Wisata Sejarah Di Kediaman Kartini

Selama ini sedikit yang mengetahui jika kediaman Kartini ternyata berada di kawasan Kantor Sekretariat Daerah Kabupaten Jepara. Bahkan warga Jepara sendiri pun tak banyak yang tahu. Letaknya dibelakang Pendopo Sekitar dua puluh meter ke selatan dari Kantor Setda atau sekitar lima menit berjalan kaki dari alun-alun menuju ke timur menyebrang jalan raya.

Kartini merupakan tokoh pahlawan emansipasi wanita di Indonesia. Hari kelahirannya pun (21 April) diperingati sebagai hari Kartini. Sosoknya tidak hanya dikenal di nusantara tetapi juga hingga Negeri Kincir Angin. Tokoh wanita progresif ini sempat mencengangkan khalayak dunia melalui buah pemikirannya yang tertuang dalam buku Habis Gelap Terbitlah Terang.

Kartini, seorang wanita bangsawan Jawa yang lahir dari pasangan Raden Mas Semangun Sosroningrat dan Mas Ajeng Ngasirah. Ayahnya keturunan bangsawan menjabat sebagai Bupati Jepara, sedangkan ibunya seorang keturunan rakyat jelata, putri seorang kyai dari Desa Telukawur yang jaraknya kira-kira enam kilo meter ke arah selatan dari pusat kota Jepara.

Saat penulis mengikuti seminar Internasional mengenai Kartini yang diselenggarakan di pendopo Kabupaten Jepara, penulis berkesempatan diajak mengunjungi tempat tinggal Kartini. Di sana keutuhan perpaduan arsitektur Jawa dengan Belanda masih tampak asli. Memasuki tempat tersebut, sebelumnya dari pendopo melewati gebyok berukir motif bunga kita akan memasuki ruang penerima tamu yang banyak terpajang hiasan kayu dan kaligrafi berukir.

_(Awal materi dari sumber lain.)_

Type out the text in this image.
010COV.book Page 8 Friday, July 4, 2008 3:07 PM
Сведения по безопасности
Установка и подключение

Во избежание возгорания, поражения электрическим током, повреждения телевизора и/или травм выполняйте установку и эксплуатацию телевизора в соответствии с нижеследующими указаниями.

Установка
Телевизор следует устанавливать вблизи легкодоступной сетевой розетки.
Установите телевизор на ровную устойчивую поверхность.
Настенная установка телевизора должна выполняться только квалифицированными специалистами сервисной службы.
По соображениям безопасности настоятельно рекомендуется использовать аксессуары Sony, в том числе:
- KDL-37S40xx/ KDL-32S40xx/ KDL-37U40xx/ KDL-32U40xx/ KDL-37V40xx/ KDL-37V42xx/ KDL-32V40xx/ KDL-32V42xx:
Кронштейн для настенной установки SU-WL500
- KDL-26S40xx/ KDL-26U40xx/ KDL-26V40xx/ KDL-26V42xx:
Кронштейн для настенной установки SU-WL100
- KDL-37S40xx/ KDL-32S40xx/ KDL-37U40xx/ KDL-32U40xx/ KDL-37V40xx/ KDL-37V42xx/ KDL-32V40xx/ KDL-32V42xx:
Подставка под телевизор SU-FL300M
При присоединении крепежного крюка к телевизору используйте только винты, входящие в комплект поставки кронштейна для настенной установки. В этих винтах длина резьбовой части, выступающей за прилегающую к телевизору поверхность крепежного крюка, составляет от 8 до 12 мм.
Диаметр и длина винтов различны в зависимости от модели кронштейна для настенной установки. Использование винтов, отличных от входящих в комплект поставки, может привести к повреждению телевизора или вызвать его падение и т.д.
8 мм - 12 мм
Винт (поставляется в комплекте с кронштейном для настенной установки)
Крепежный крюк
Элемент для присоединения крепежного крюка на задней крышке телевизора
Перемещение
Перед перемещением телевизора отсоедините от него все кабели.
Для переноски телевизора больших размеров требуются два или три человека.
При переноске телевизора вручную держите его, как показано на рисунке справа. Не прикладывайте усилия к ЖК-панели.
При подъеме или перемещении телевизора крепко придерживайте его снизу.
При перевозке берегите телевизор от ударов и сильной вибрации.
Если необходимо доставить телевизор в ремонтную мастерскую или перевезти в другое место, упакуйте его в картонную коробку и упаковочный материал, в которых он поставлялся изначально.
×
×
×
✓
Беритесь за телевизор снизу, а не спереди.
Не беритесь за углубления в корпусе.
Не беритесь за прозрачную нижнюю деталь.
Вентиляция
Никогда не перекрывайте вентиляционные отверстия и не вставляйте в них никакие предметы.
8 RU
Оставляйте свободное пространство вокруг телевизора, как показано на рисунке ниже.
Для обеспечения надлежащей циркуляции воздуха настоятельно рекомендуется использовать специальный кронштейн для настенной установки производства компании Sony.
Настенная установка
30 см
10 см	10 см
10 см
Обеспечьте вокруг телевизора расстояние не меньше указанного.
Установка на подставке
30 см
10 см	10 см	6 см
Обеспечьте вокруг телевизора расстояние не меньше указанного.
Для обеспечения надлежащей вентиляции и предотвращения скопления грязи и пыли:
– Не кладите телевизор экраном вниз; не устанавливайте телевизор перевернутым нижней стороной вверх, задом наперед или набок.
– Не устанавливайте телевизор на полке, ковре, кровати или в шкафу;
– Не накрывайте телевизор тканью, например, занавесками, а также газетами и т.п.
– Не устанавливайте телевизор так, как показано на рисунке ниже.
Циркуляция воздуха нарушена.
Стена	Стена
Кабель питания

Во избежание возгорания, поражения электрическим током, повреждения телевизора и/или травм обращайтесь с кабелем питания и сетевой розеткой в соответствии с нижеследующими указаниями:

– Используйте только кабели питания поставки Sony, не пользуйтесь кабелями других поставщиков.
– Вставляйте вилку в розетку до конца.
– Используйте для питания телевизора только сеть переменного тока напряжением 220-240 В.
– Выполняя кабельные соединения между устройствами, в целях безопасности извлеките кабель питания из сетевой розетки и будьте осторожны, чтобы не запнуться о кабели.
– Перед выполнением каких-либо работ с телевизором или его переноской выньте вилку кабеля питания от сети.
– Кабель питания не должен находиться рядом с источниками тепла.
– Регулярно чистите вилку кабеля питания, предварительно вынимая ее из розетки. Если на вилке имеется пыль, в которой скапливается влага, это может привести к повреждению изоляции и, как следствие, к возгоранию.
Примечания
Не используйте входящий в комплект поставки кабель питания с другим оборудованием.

Setelah melewati ruang tersebut kita akan berada di ruang keluarga yang juga banyak terpajang benda-benda peninggalan Belanda, misalnya keramik dan perabotan lainnya. Selanjutnya, tempat Kartini mengajar wanita-wanita Bumiputera yaitu di teras belakang rumah. Bagian utara teras tersebut terdapat sumur yang berada di depan sebuah kamar yang dulunya merupakan kamar milik Mas Ajeng Ngasirah.

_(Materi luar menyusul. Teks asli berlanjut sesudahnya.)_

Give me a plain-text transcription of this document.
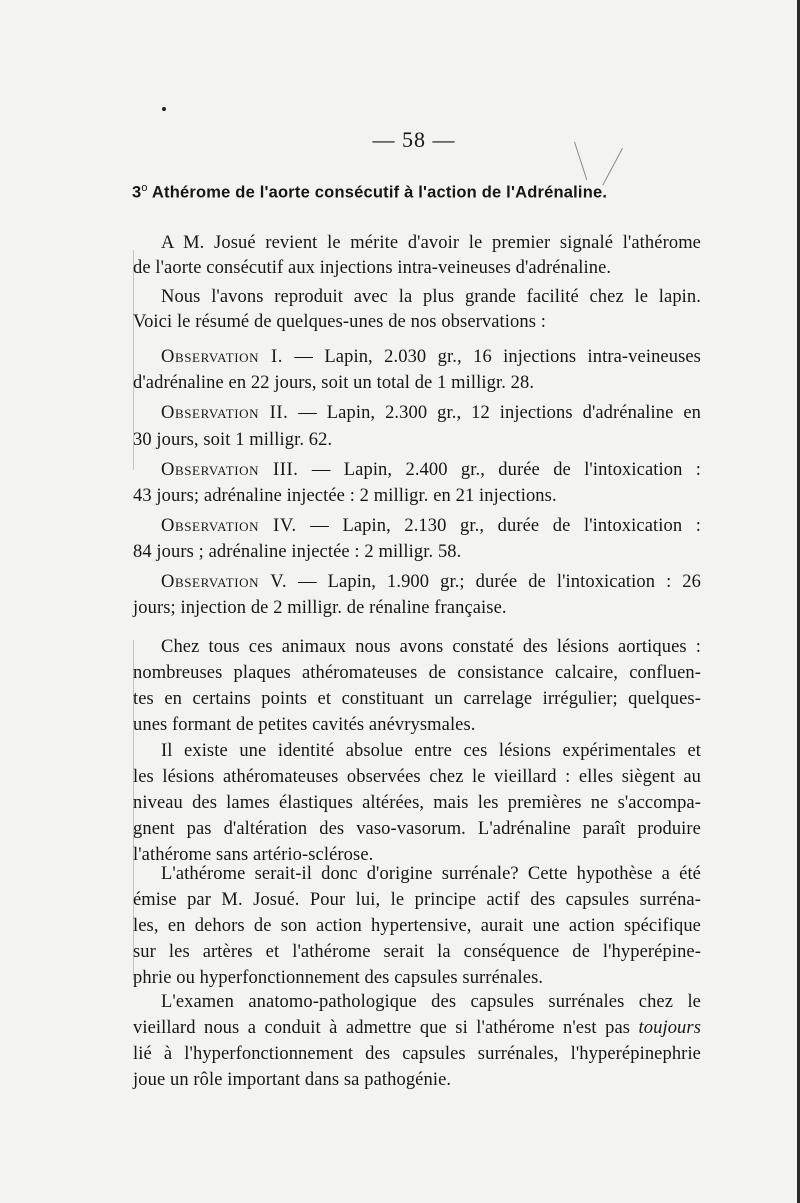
— 58 —
3$^o$ Athérome de l'aorte consécutif à l'action de l'Adrénaline.
A M. Josué revient le mérite d'avoir le premier signalé l'athérome
de l'aorte consécutif aux injections intra-veineuses d'adrénaline.
Nous l'avons reproduit avec la plus grande facilité chez le lapin.
Voici le résumé de quelques-unes de nos observations :
Observation I. — Lapin, 2.030 gr., 16 injections intra-veineuses
d'adrénaline en 22 jours, soit un total de 1 milligr. 28.
Observation II. — Lapin, 2.300 gr., 12 injections d'adrénaline en
30 jours, soit 1 milligr. 62.
Observation III. — Lapin, 2.400 gr., durée de l'intoxication :
43 jours; adrénaline injectée : 2 milligr. en 21 injections.
Observation IV. — Lapin, 2.130 gr., durée de l'intoxication :
84 jours ; adrénaline injectée : 2 milligr. 58.
Observation V. — Lapin, 1.900 gr.; durée de l'intoxication : 26
jours; injection de 2 milligr. de rénaline française.
Chez tous ces animaux nous avons constaté des lésions aortiques :
nombreuses plaques athéromateuses de consistance calcaire, confluen-
tes en certains points et constituant un carrelage irrégulier; quelques-
unes formant de petites cavités anévrysmales.
Il existe une identité absolue entre ces lésions expérimentales et
les lésions athéromateuses observées chez le vieillard : elles siègent au
niveau des lames élastiques altérées, mais les premières ne s'accompa-
gnent pas d'altération des vaso-vasorum. L'adrénaline paraît produire
l'athérome sans artério-sclérose.
L'athérome serait-il donc d'origine surrénale? Cette hypothèse a été
émise par M. Josué. Pour lui, le principe actif des capsules surréna-
les, en dehors de son action hypertensive, aurait une action spécifique
sur les artères et l'athérome serait la conséquence de l'hyperépine-
phrie ou hyperfonctionnement des capsules surrénales.
L'examen anatomo-pathologique des capsules surrénales chez le
vieillard nous a conduit à admettre que si l'athérome n'est pas toujours
lié à l'hyperfonctionnement des capsules surrénales, l'hyperépinephrie
joue un rôle important dans sa pathogénie.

Masih banyak lagi lainnya yang menarik dari tempat tersebut. Namun patut disayangkan, sedikit yang mengetahui tempat tersebut adalah kediaman Kartini sebelum dipingit ke Rembang. Pemerintah setempat pun tidak melakukan sosialisasi pada masyarakat. Sehingga seolah tempat itu tidak terbuka untuk umum. Mengingat program nasional pada tahun 2010 ini adalah tahun kunjungan ke museum. Harapannya, jika tempat tersebut dijadikan objek wisata sejarah tentu mampu memberi pengetahuan yang lebih kepada masyarakat tentang peninggalan Kartini semasa hidup di Jepara.